How to Discipline Your Child and Still Have Them Love You

If you would like to know what rules will make an impact on your kids, Randal A. Wright has interesting statistics in his book 25 Mistakes LDS Parents Make and How to Avoid Them. These figures are from a study he conducted in 2001. Based on his research, the first thing I would suggest is to have the mom stay home if it is possible. In homes where mothers work full time, 74% of teens were willing to have premarital sex. In homes where the mother works part time, the number went down to 57%. In homes where the mother does not work, only 44% of respondents were willing (23).
The next thing I think is very important is to have rules about what kind of movies your kids can watch. Wright discovered that some parents rarely set media rules for their kids and teens. Of teens with 0 media rules, 71% of them were willing to have premarital sex, 52% were willing with 1 rule, and of teens with just three rules, only 33%. (153). Also, during a two year period of movie watching, 93% of teens who watched 50 or more R rated movies were willing to have premarital sex. 65% of teens who watched 16-29 R rated movies were willing, and of teens who had seen 0-4 R rated movies, just 20% were (95).
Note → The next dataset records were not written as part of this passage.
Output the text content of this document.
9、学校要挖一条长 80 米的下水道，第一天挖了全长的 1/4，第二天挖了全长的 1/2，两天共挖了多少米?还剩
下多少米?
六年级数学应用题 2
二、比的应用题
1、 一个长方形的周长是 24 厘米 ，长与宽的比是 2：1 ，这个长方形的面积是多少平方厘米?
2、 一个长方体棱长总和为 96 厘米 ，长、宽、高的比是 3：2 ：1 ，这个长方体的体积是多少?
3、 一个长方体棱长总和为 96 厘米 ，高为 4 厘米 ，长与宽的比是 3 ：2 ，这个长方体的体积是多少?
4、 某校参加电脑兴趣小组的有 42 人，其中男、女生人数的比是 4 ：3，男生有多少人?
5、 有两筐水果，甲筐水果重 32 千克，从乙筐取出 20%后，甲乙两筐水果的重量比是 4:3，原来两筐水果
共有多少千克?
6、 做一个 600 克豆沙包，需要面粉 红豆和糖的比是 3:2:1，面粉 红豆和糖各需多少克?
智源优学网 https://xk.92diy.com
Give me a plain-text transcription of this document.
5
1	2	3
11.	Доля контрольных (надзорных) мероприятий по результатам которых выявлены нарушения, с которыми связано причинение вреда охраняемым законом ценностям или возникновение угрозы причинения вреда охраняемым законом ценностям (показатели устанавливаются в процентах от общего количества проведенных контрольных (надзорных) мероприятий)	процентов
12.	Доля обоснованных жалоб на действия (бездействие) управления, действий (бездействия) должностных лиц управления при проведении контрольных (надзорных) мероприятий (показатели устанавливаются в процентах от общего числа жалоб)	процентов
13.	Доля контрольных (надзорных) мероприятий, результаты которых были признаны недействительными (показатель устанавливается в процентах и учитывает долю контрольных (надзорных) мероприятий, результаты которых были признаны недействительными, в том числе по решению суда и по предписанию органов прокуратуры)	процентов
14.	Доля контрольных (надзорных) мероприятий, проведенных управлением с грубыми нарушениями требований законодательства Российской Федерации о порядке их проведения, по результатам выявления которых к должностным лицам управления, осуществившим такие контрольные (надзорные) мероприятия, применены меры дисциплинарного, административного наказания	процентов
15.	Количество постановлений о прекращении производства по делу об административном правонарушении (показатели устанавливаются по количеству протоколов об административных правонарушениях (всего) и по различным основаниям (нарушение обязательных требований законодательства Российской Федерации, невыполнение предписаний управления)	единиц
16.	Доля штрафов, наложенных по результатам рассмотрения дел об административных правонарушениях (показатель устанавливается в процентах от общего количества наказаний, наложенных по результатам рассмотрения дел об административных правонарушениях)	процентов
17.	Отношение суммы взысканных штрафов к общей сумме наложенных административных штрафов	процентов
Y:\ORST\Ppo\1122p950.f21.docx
Tell your kids you love them. I was surprised how many respondents in Wright's survey said their fathers and mothers never verbally told their kids they love them. 27% of fathers and 9% of mothers never tell their children that they love them. Only 29% of fathers and 56% of mothers verbally tell their children that they love them daily (109).

Wright studied church attendance. 80% of teens who never went to church were comfortable with having premarital sex. Teens who went one or two times a month were 62% willing, and teens who went once a week were 37% (176).

The next thing I suggest is to talk with your kids about sex and chastity. For some reason parents don't often teach their children about sex and chastity. Wright discovered that 49% of the time, children hear it from peers first. 21% of the time it's from movies. And only 20% of the time is from parents (187). Some parents think it's embarrassing, but what's more embarrassing? Teaching your children about sexual relations, or finding out they had that conversation with their friend you hardly know? And what's worse is that 82% of children who hear it first from a movie or TV are willing to have premarital sex. When parents tell them first, only 37% of teens are willing (187).

Set rules about dating. It's very simple in our home: children don't date until sixteen. 91% of youth who start dating at age 12 were having sexual relations before high school graduation. 91 percent! Of children who started dating at age 16, only 20% were involved in sexual relations at the time of graduating high school (Wright 207). Establish dating rules in your family, and stick to them. Of teens with no dating rules, 75% were willing to have premarital sex. If you just have five rules, that number goes down to 33% (210).

Talk with your kids. Most parents don't have open communication with their teenager. Just 16% of fathers and 40% of mothers always have open communication with their children (Wright 212). If they can't come to you with their problems and questions, they're going to go to someone else. And that someone else probably doesn't have the best ideas for them that you as a parent have.

Now, I know this might seem a little cheeky having me, a young adult, bossing adults on the proper way to raise children. But think of it this way: my generation and my peers will soon be parents. How is it going to be having teens raising children? Maybe this is a teaching moment for all future parents. Imagine if all teenagers were to study the Founding Fathers, learn and practice Covey's habits and Andrews' decisions, be taught rules from their parents and be held accountable to them, and have high morals. Instead of people talking about how horrible it is to have a teenager who disrespects their parents, sleeps around, and is failing high school, people would talk about how much they love their productive young adults because they care for their family, live high moral standards, and are actively involved in bettering themselves and those around them. It sounds unbelievable. But I believe it's possible. And I believe it starts with teenagers gaining an education about our Founding Fathers and then learning and following the habits of effective teens and the decisions for success. I may be just seem like a teenager, but really, I'm a productive young adult. It's not too late for you to be one.



Sources:

 Wright, Randal A. 25 Mistakes LDS Parents Make and and How to Avoid Them. Austin: National Family Institute, 2006. Print.